Intip Laju Saham BBCA Hari Ini 3 Juni 2026

BeritaLokal, Jakarta – Pada perdagangan Rabu (3/6/2026), saham PT Bank Central Asia Tbk (BBCA) mengalami penurunan yang signifikan, mencerminkan dinamika pasar saham Indonesia yang terus bergerak dalam tren melemah. Data dari RTI menunjukkan bahwa harga saham BBCA ditutup turun 5,15% menjadi Rp 5.525 per saham, dengan pembukaan sebesar 50 poin atau Rp 5.775 per saham. Level tertinggi dan terendah saham BBCA pada hari itu berturut-turut mencapai Rp 5.825 dan Rp 5.525.

Selain itu, Indeks Harga Saham Gabungan (IHSG) merosot 4,11% menjadi 5.941,06, dengan sektor saham basic, energi, industri, consumer nonsiklikal, siklikal, kesehatan, keuangan, properti, teknologi, dan infrastruktur mengalami koreksi yang mencolok. Sementara itu, IHSG belum mampu bangkit karena 692 saham terperosok, dengan 69 saham menguat dan 54 saham diam di tempat.

Kenaikan suku bunga acuan Bank Indonesia (BI) menjadi 5,25% telah memengaruhi dinamika pasar. EVP Corporate Communication & Social Responsibility BCA, Hera F. Haryn, menegaskan bahwa kebijakan BI merupakan langkah strategis untuk menjaga stabilitas ekonomi di tengah tekanan terhadap nilai tukar rupiah. BCA mempertimbangkan berbagai indikator makroekonomi dalam merancang strategi bisnis.

Kredit BCA pada April 2026 mencapai Rp 965 triliun, menunjukkan tren pertumbuhan yang sehat. Perusahaan terus mengoptimalkan penyaluran kredit dengan memperhatikan risiko dan daya beli masyarakat. Hera menjelaskan bahwa BCA tetap memantau tingkat suku bunga kredit untuk memastikan keseimbangan antara likuiditas dan ekspansi kredit yang sehat.

Sementara IHSG masih mengalami tekanan, BCA yakin kinerja penyaluran kredit terus menunjukkan tren positif. Pada akhir pekan ini, BCA terus menjaga keseimbangan antara kecukupan likuiditas dan ekspansi kredit dengan mempertimbangkan faktor-faktor seperti suku bunga, kondisi pasar, dan daya beli masyarakat.
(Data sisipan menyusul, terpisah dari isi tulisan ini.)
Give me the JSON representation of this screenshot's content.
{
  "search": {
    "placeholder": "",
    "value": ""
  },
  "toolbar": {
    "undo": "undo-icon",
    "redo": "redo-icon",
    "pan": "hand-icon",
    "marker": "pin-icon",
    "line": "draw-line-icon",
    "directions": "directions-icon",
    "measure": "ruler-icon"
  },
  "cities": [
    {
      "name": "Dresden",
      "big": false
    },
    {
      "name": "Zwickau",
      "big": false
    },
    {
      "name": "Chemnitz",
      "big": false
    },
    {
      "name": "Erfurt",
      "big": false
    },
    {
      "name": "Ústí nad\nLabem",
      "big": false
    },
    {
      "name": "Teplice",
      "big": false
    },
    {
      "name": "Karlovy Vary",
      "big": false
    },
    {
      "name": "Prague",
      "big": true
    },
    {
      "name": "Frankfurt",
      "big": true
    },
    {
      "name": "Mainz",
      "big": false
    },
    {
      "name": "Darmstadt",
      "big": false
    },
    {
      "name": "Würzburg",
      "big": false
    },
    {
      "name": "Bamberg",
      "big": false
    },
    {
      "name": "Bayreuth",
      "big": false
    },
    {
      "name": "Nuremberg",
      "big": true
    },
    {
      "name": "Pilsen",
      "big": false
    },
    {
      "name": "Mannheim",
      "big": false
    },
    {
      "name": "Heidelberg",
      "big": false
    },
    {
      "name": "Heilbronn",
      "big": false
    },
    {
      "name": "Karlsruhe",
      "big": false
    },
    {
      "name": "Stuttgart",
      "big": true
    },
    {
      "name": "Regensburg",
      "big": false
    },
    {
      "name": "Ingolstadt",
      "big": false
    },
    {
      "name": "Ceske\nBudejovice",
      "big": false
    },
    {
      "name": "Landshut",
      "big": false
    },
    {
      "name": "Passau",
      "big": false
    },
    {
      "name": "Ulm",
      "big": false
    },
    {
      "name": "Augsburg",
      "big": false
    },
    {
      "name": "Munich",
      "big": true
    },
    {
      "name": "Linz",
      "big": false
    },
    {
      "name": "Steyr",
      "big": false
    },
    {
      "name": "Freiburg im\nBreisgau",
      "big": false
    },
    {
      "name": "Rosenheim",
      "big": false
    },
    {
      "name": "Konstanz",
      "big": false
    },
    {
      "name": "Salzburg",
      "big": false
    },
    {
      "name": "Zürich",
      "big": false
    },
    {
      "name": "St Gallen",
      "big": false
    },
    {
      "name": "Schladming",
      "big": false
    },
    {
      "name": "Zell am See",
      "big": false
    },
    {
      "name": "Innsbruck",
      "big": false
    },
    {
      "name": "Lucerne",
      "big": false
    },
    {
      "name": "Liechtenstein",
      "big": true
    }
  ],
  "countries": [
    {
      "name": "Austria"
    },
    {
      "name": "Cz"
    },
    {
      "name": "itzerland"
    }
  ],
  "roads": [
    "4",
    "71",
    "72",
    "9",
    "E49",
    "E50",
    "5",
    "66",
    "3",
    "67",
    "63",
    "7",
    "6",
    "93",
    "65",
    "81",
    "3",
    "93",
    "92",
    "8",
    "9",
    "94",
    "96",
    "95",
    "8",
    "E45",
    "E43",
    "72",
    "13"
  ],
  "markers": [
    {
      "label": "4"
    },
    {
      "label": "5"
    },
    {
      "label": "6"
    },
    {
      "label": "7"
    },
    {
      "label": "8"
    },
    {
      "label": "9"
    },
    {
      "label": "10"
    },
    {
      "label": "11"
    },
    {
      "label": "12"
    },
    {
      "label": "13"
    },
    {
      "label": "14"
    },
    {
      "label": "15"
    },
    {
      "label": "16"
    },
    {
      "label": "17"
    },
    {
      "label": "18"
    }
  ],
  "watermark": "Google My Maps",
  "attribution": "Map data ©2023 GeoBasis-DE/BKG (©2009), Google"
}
Harga saham BBCA mengalami koreksi yang mencolok, terutama di tengah tekanan IHSG. Namun, BCA tetap berkomitmen pada pertumbuhan kredit sehat dan menjaga stabilitas ekonomi melalui kebijakan moneter yang tepat. Dengan langkah strategis BI dan penerapan manajemen risiko yang disiplin, BCA optimistis dapat mempertahankan dinamika pasar saham dalam masa mendatang.